Graffiti, pets, bikes and cars on chief's mind this month
Remember that Saturday, April 30, is Drug Drop-off Day from 10 a.m. to 2 p.m. at King City City Hall, and the following Saturday, May 7, is free shred day, also at King City City Hall.
What is graffiti? Under Oregon law, graffiti means any inscriptions, words, figures or designs that are marked, etched, scratched, drawn, painted, pasted or otherwise affixed to the surface of the property.
Walking your pet
For pet owners, it is a joy to walk your dog and/or cat. So pet owners are reminded that the city has a municipal ordinance that prohibits dogs and cats from roaming at large.
An animal at large is defined by the municipal code as an animal off or outside the premises of the owner, not restrained by a rope, line, leash, chain or other means or not under the immediate control, restraint or commands of an owner. If an animal is not restrained by a tether of some kind or is not at heel, the animal shall be deemed at large.
Animals at large may be captured and impounded as well as the owner may be subject to a fine.
When walking your dog or cat, you are responsible for the removal of animal droppings; failure to adhere to this rule may not only lead to a fine, but also the wrath of your neighbors.
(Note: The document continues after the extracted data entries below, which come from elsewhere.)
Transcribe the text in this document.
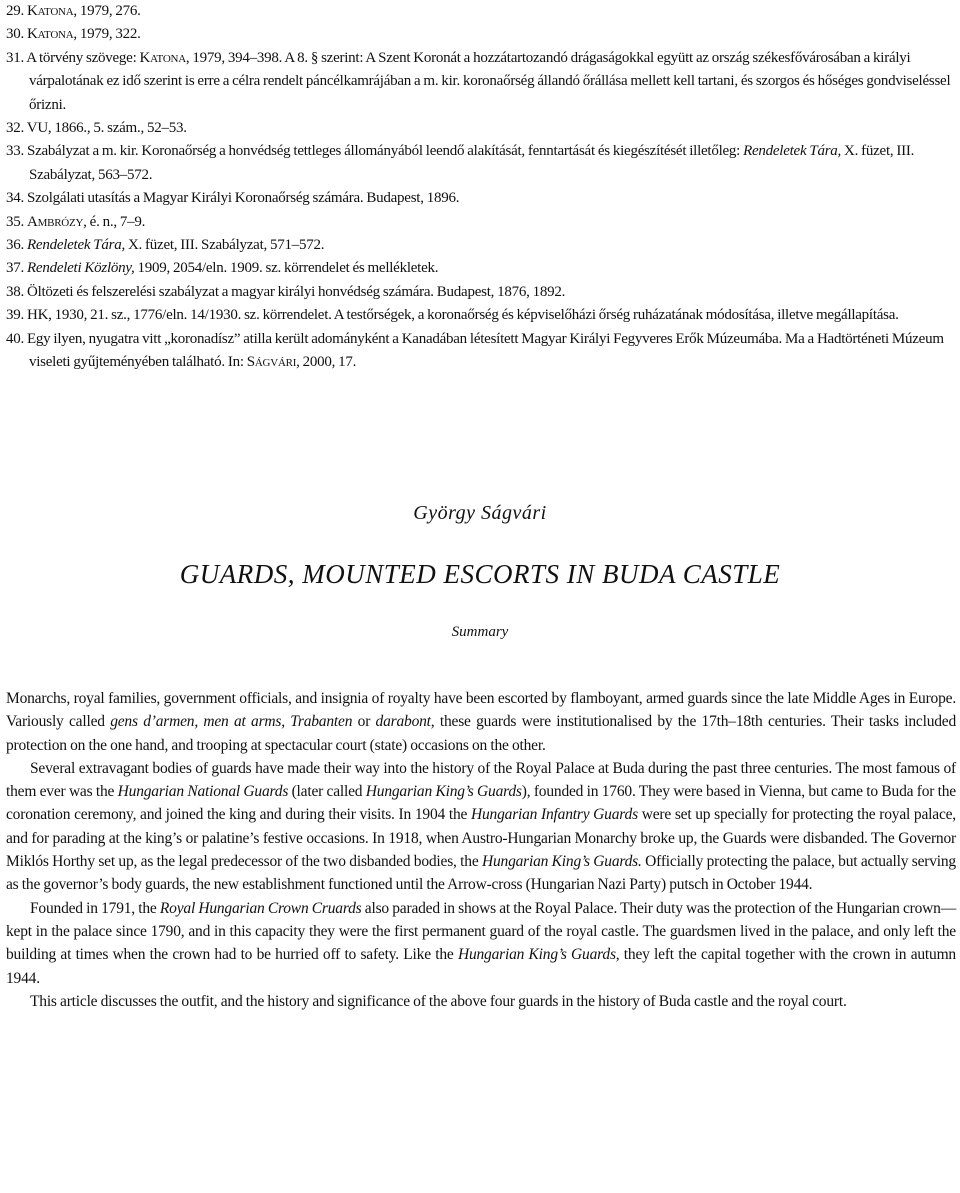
29. Katona, 1979, 276.

30. Katona, 1979, 322.

31. A törvény szövege: Katona, 1979, 394–398. A 8. § szerint: A Szent Koronát a hozzátartozandó drágaságokkal együtt az ország székesfővárosában a királyi várpalotának ez idő szerint is erre a célra rendelt páncélkamrájában a m. kir. koronaőrség állandó őrállása mellett kell tartani, és szorgos és hőséges gondviseléssel őrizni.

32. VU, 1866., 5. szám., 52–53.

33. Szabályzat a m. kir. Koronaőrség a honvédség tettleges állományából leendő alakítását, fenntartását és kiegészítését illetőleg: Rendeletek Tára, X. füzet, III. Szabályzat, 563–572.

34. Szolgálati utasítás a Magyar Királyi Koronaőrség számára. Budapest, 1896.

35. Ambrózy, é. n., 7–9.

36. Rendeletek Tára, X. füzet, III. Szabályzat, 571–572.

37. Rendeleti Közlöny, 1909, 2054/eln. 1909. sz. körrendelet és mellékletek.

38. Öltözeti és felszerelési szabályzat a magyar királyi honvédség számára. Budapest, 1876, 1892.

39. HK, 1930, 21. sz., 1776/eln. 14/1930. sz. körrendelet. A testőrségek, a koronaőrség és képviselőházi őrség ruházatának módosítása, illetve megállapítása.

40. Egy ilyen, nyugatra vitt „koronadísz” atilla került adományként a Kanadában létesített Magyar Királyi Fegyveres Erők Múzeumába. Ma a Hadtörténeti Múzeum viseleti gyűjteményében található. In: Ságvári, 2000, 17.

György Ságvári
GUARDS, MOUNTED ESCORTS IN BUDA CASTLE
Summary

Monarchs, royal families, government officials, and insignia of royalty have been escorted by flamboyant, armed guards since the late Middle Ages in Europe. Variously called gens d’armen, men at arms, Trabanten or darabont, these guards were institutionalised by the 17th–18th centuries. Their tasks included protection on the one hand, and trooping at spectacular court (state) occasions on the other.

Several extravagant bodies of guards have made their way into the history of the Royal Palace at Buda during the past three centuries. The most famous of them ever was the Hungarian National Guards (later called Hungarian King’s Guards), founded in 1760. They were based in Vienna, but came to Buda for the coronation ceremony, and joined the king and during their visits. In 1904 the Hungarian Infantry Guards were set up specially for protecting the royal palace, and for parading at the king’s or palatine’s festive occasions. In 1918, when Austro-Hungarian Monarchy broke up, the Guards were disbanded. The Governor Miklós Horthy set up, as the legal predecessor of the two disbanded bodies, the Hungarian King’s Guards. Officially protecting the palace, but actually serving as the governor’s body guards, the new establishment functioned until the Arrow-cross (Hungarian Nazi Party) putsch in October 1944.

Founded in 1791, the Royal Hungarian Crown Cruards also paraded in shows at the Royal Palace. Their duty was the protection of the Hungarian crown—kept in the palace since 1790, and in this capacity they were the first permanent guard of the royal castle. The guardsmen lived in the palace, and only left the building at times when the crown had to be hurried off to safety. Like the Hungarian King’s Guards, they left the capital together with the crown in autumn 1944.

This article discusses the outfit, and the history and significance of the above four guards in the history of Buda castle and the royal court.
The city contracts with Washington County Animal Services for dog and cat violation enforcement, in addition to the King City Police Department response. Specific information on the rules for cats and dogs can be obtained from Washington County Animal Services at 503-846-7041.
Bikes and cars
With the good weather, more people are riding their bicycles. Both bicyclists and motorists often ask the police about the rights of motorists versus bicyclists. The thing to remember is that motorists and bicyclists have the same rights and duties when on the roadways in Oregon. In King City, we encourage residents to share our streets and offer street courtesy to all users including cars, bikes, and golf carts.
Here are some simple tips for motorists and bike riders:
-- When passing a bike, slow down and allow 3 feet clearance;
-- When turning left, watch for and yield to oncoming bikes;
-- Look for bikes when opening your car door;
-- Be alert and expect the unexpected.
-- Obey traffic controls and laws;
-- Signal turns and lane changes, and watch for oncoming traffic before making a change;
-- Drive on the right side of roadway in the direction you want to go;
-- You may pass on the right only when safe to do so;
-- Do not pass stopped cars at a crosswalk or intersection or if the car ahead of you is signaling to turn right.
These and more tips can be found in the Oregon Drivers Manual (pick one up at City Hall) and the Bicyclists Manual. Either publication can be found online at Oregon.gov/ODOT/DMV/forms/manual.
You be the judge (or you have to be kidding)
We all can agree that grocery shopping can be laborious yet necessary, and we all complain about the price of food. In this case our food shopper and dollar-saver approached the task in a unique manner.
Our saver-shopper decided to use a stolen credit card to grocery shop, and being one who saves, she used her personal grocery discount card to demand a discount. Needless to say, this zeal to save landed her in jail where she eats free and doesnt need the grocery-saver card.